I sail my boat through an endless ocean on a landless planet.
I sit here at 24 years old, about to graduate from one of the largest universities in the world, and I don’t know where to go, who to be, or how to decide which one of these will influence the other.
You would think that being able to finally enter the “real world” would be exciting, thrilling, and confidence building and that I would be applying for all the coolest jobs in the world. But here I am, reluctant to send an application and scared to sell my soul. My lack of applications and securing a job doesn’t come from a lack of qualifications or laziness, it comes from deep indecision and deep indecision built out of fear of becoming someone I don’t want to be.
I’ve spent my life preaching that you don’t need money to be happy, fuck how everyone else lives. We don’t need to be so materialistic because we have a soul that will live longer than any material good we can acquire. Don’t compromise your character. Dream big and love the people around you. Fuck being told how to think and live. I remember being told that I just didn’t get it, it’s not how the world is. It’s good intentions but it’s just not reality. And I understand what those people meant now.
You have to eat, you want to live comfortably, you want to support a family, and quite frankly it feels like no one gives a shit about you if you aren’t someone significant whether it be your job, your finances, your family or your status. Especially as a man, the world’s love whooshes by you unless you learn how to run fast or show them you can do something for it, and even then they will only love what you can do or be momentarily impressed. So to anyone who has successfully done this, I have nothing against you and I apologize for the times I made it seem like you were doing some moral wrong.

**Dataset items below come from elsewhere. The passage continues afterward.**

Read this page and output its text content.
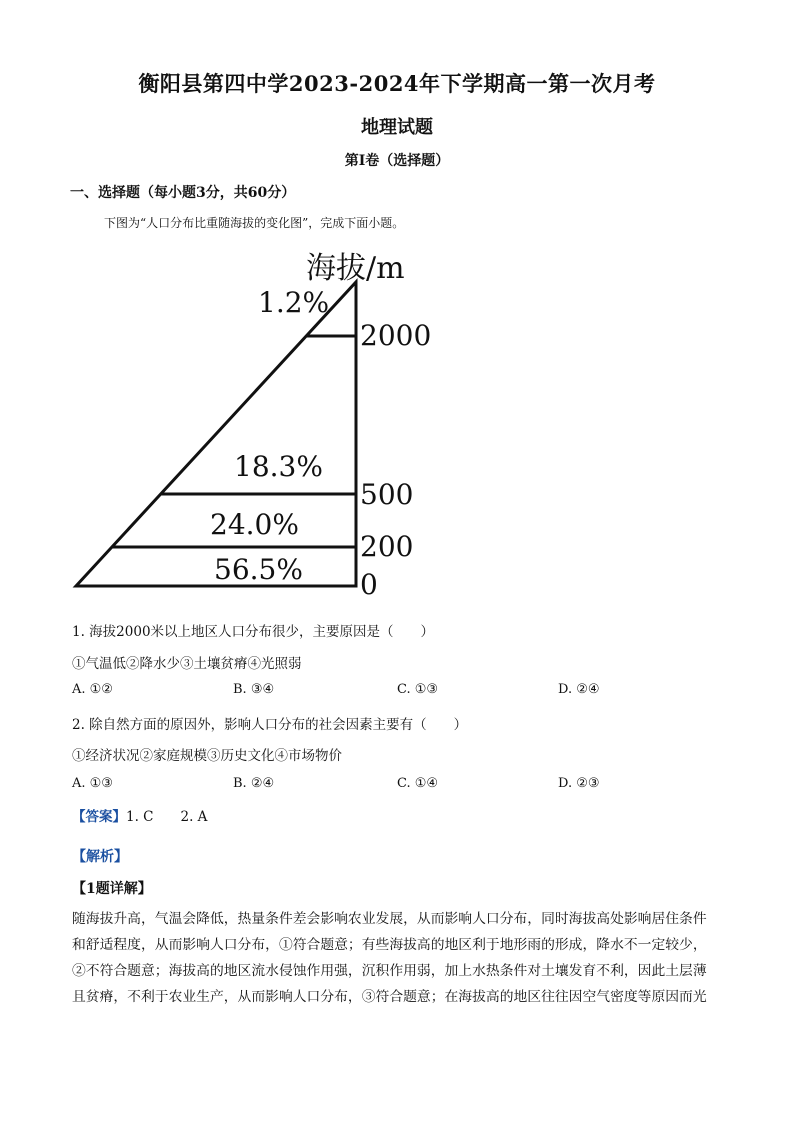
衡阳县第四中学2023-2024年下学期高一第一次月考
地理试题
第Ⅰ卷（选择题）
一、选择题（每小题3分，共60分）
下图为“人口分布比重随海拔的变化图”，完成下面小题。
海拔/m
2000
500
200
0
1.2%
18.3%
24.0%
56.5%
1. 海拔2000米以上地区人口分布很少，主要原因是（　　）
①气温低②降水少③土壤贫瘠④光照弱
A. ①②	B. ③④	C. ①③	D. ②④
2. 除自然方面的原因外，影响人口分布的社会因素主要有（　　）
①经济状况②家庭规模③历史文化④市场物价
A. ①③	B. ②④	C. ①④	D. ②③
【答案】1. C　　2. A
【解析】
【1题详解】
随海拔升高，气温会降低，热量条件差会影响农业发展，从而影响人口分布，同时海拔高处影响居住条件
和舒适程度，从而影响人口分布，①符合题意；有些海拔高的地区利于地形雨的形成，降水不一定较少，
②不符合题意；海拔高的地区流水侵蚀作用强，沉积作用弱，加上水热条件对土壤发育不利，因此土层薄
且贫瘠，不利于农业生产，从而影响人口分布，③符合题意；在海拔高的地区往往因空气密度等原因而光
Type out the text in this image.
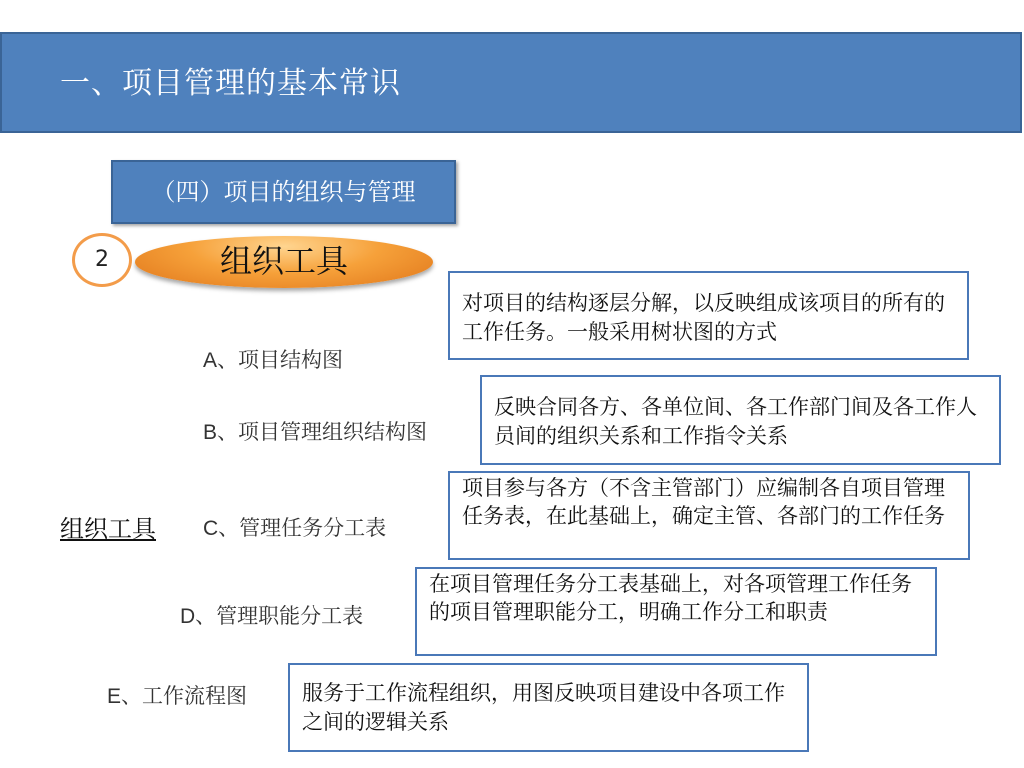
一、项目管理的基本常识
（四）项目的组织与管理
2	组织工具
A、项目结构图
B、项目管理组织结构图
C、管理任务分工表
D、管理职能分工表
E、工作流程图
组织工具
对项目的结构逐层分解，以反映组成该项目的所有的工作任务。一般采用树状图的方式
反映合同各方、各单位间、各工作部门间及各工作人员间的组织关系和工作指令关系
项目参与各方（不含主管部门）应编制各自项目管理任务表，在此基础上，确定主管、各部门的工作任务
在项目管理任务分工表基础上，对各项管理工作任务的项目管理职能分工，明确工作分工和职责
服务于工作流程组织，用图反映项目建设中各项工作之间的逻辑关系
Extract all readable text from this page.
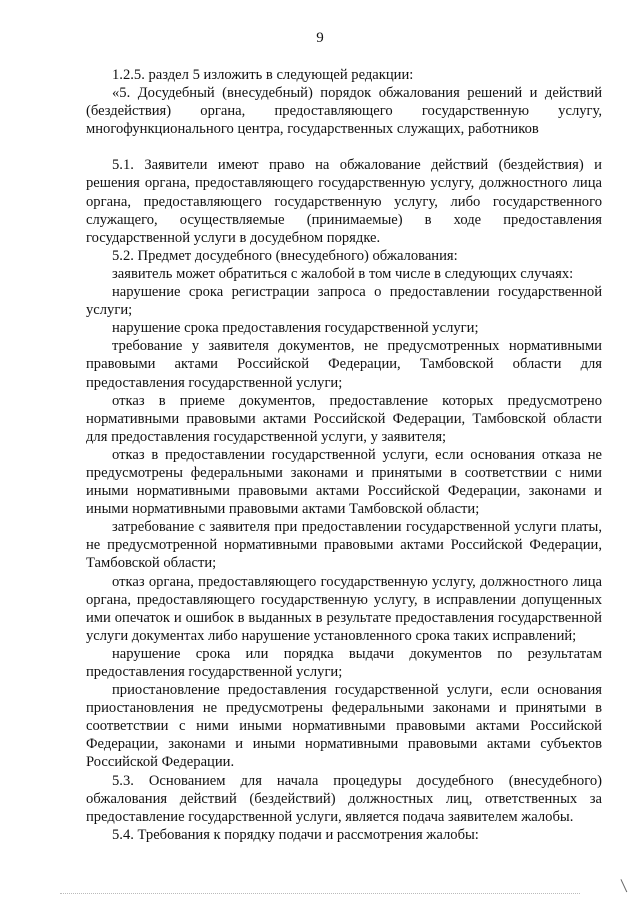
9

1.2.5. раздел 5 изложить в следующей редакции:

«5. Досудебный (внесудебный) порядок обжалования решений и действий (бездействия) органа, предоставляющего государственную услугу, многофункционального центра, государственных служащих, работников

5.1. Заявители имеют право на обжалование действий (бездействия) и решения органа, предоставляющего государственную услугу, должностного лица органа, предоставляющего государственную услугу, либо государственного служащего, осуществляемые (принимаемые) в ходе предоставления государственной услуги в досудебном порядке.

5.2. Предмет досудебного (внесудебного) обжалования:

заявитель может обратиться с жалобой в том числе в следующих случаях:

нарушение срока регистрации запроса о предоставлении государственной услуги;

нарушение срока предоставления государственной услуги;

требование у заявителя документов, не предусмотренных нормативными правовыми актами Российской Федерации, Тамбовской области для предоставления государственной услуги;

отказ в приеме документов, предоставление которых предусмотрено нормативными правовыми актами Российской Федерации, Тамбовской области для предоставления государственной услуги, у заявителя;

отказ в предоставлении государственной услуги, если основания отказа не предусмотрены федеральными законами и принятыми в соответствии с ними иными нормативными правовыми актами Российской Федерации, законами и иными нормативными правовыми актами Тамбовской области;

затребование с заявителя при предоставлении государственной услуги платы, не предусмотренной нормативными правовыми актами Российской Федерации, Тамбовской области;

отказ органа, предоставляющего государственную услугу, должностного лица органа, предоставляющего государственную услугу, в исправлении допущенных ими опечаток и ошибок в выданных в результате предоставления государственной услуги документах либо нарушение установленного срока таких исправлений;

нарушение срока или порядка выдачи документов по результатам предоставления государственной услуги;

приостановление предоставления государственной услуги, если основания приостановления не предусмотрены федеральными законами и принятыми в соответствии с ними иными нормативными правовыми актами Российской Федерации, законами и иными нормативными правовыми актами субъектов Российской Федерации.

5.3. Основанием для начала процедуры досудебного (внесудебного) обжалования действий (бездействий) должностных лиц, ответственных за предоставление государственной услуги, является подача заявителем жалобы.

5.4. Требования к порядку подачи и рассмотрения жалобы:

Nevertheless, I’m still not convinced that it is the only way.
Sometimes I think children see the world more accurately because they don’t have to deal with its realities. And adults are just kids that, once they confront the realities, drop what they know to be true because those two types of thinking can’t coexist. But what if they can? What if I can both play a little mechanistic part in the world, but move through the harsh realities with the genuine spirit of a child. Being able to make money, but also not forgetting that its a made up agreement of resources that is not worth a soul. Being able to buy nice things, and also know that I always have enough. Being able to work for a meaningless company, but allowing the menial to be something to ride on while I cross paths with the other souls stuck on this same planet. Being able to never forget, that these systems, these jobs, these menial tasks, consist of people, and how you treat people, connect with people, and love people, is the true fabric of a life and soul.

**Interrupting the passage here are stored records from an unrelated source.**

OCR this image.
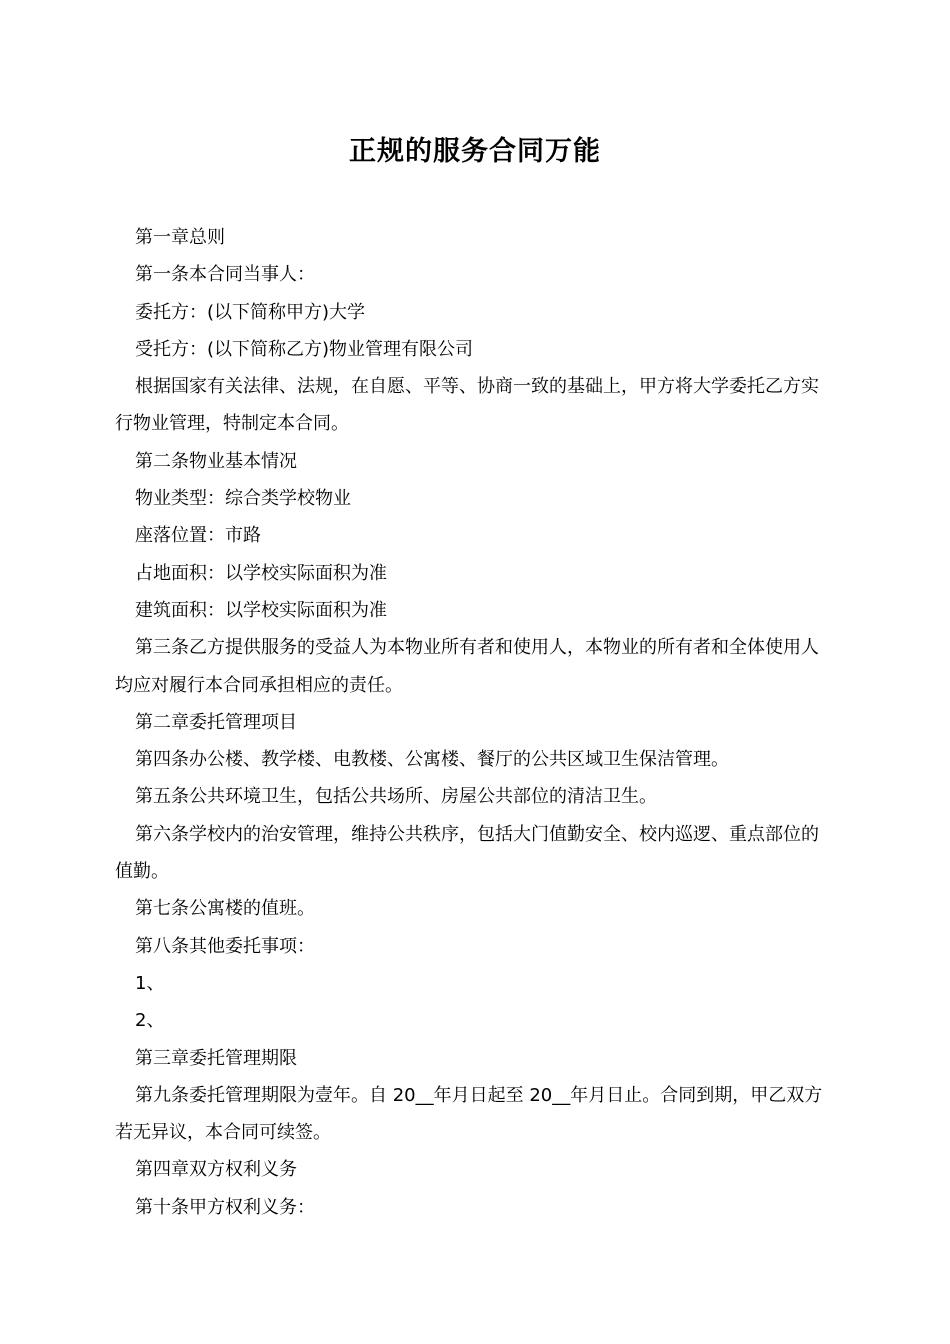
正规的服务合同万能

第一章总则

第一条本合同当事人：

委托方：(以下简称甲方)大学

受托方：(以下简称乙方)物业管理有限公司

根据国家有关法律、法规，在自愿、平等、协商一致的基础上，甲方将大学委托乙方实行物业管理，特制定本合同。

第二条物业基本情况

物业类型：综合类学校物业

座落位置：市路

占地面积：以学校实际面积为准

建筑面积：以学校实际面积为准

第三条乙方提供服务的受益人为本物业所有者和使用人，本物业的所有者和全体使用人均应对履行本合同承担相应的责任。

第二章委托管理项目

第四条办公楼、教学楼、电教楼、公寓楼、餐厅的公共区域卫生保洁管理。

第五条公共环境卫生，包括公共场所、房屋公共部位的清洁卫生。

第六条学校内的治安管理，维持公共秩序，包括大门值勤安全、校内巡逻、重点部位的值勤。

第七条公寓楼的值班。

第八条其他委托事项：

1、

2、

第三章委托管理期限

第九条委托管理期限为壹年。自 20__年月日起至 20__年月日止。合同到期，甲乙双方若无异议，本合同可续签。

第四章双方权利义务

第十条甲方权利义务：
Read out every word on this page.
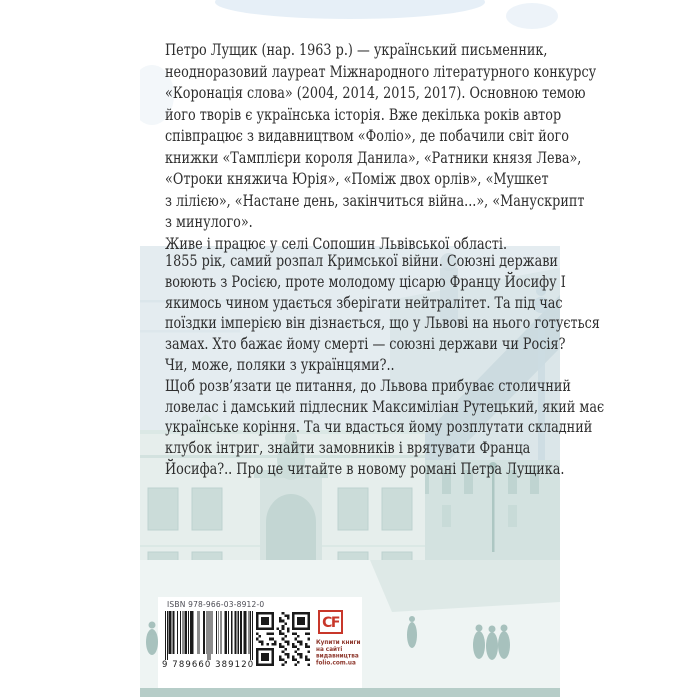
Петро Лущик (нар. 1963 р.) — український письменник,
неодноразовий лауреат Міжнародного літературного конкурсу
«Коронація слова» (2004, 2014, 2015, 2017). Основною темою
його творів є українська історія. Вже декілька років автор
співпрацює з видавництвом «Фоліо», де побачили світ його
книжки «Тамплієри короля Данила», «Ратники князя Лева»,
«Отроки княжича Юрія», «Поміж двох орлів», «Мушкет
з лілією», «Настане день, закінчиться війна...», «Манускрипт
з минулого».
Живе і працює у селі Сопошин Львівської області.
1855 рік, самий розпал Кримської війни. Союзні держави
воюють з Росією, проте молодому цісарю Францу Йосифу I
якимось чином удається зберігати нейтралітет. Та під час
поїздки імперією він дізнається, що у Львові на нього готується
замах. Хто бажає йому смерті — союзні держави чи Росія?
Чи, може, поляки з українцями?..
Щоб розв’язати це питання, до Львова прибуває столичний
ловелас і дамський підлесник Максиміліан Рутецький, який має
українське коріння. Та чи вдасться йому розплутати складний
клубок інтриг, знайти замовників і врятувати Франца
Йосифа?.. Про це читайте в новому романі Петра Лущика.
ISBN 978-966-03-8912-0
9 789660 389120
CF
Купити книги
на сайті
видавництва
folio.com.ua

So maybe I don’t have to live in my own dichotomy. To fear that taking part in the world means becoming like it. What if I can go through the world and keep my soul and even encourage others to do that in the process? So whether I give access to water to all of the earth, crunch numbers for corporate America, write books that change the minds of the world, or load boxes in a warehouse, my soul is allowed to live, grow, and be fulfilled. Not because of what I do, but because of the energy I do it with.
If this doesn’t make sense to you, that’s okay. I wish I could articulate this better, but I don’t see the full picture just yet.
So as I sail this landless planet, I hope to hold the home that has always been here, on this boat that has already sailed 24 years and all the other sailors, pirates, scuba divers, and swimmers I’ve met along the way.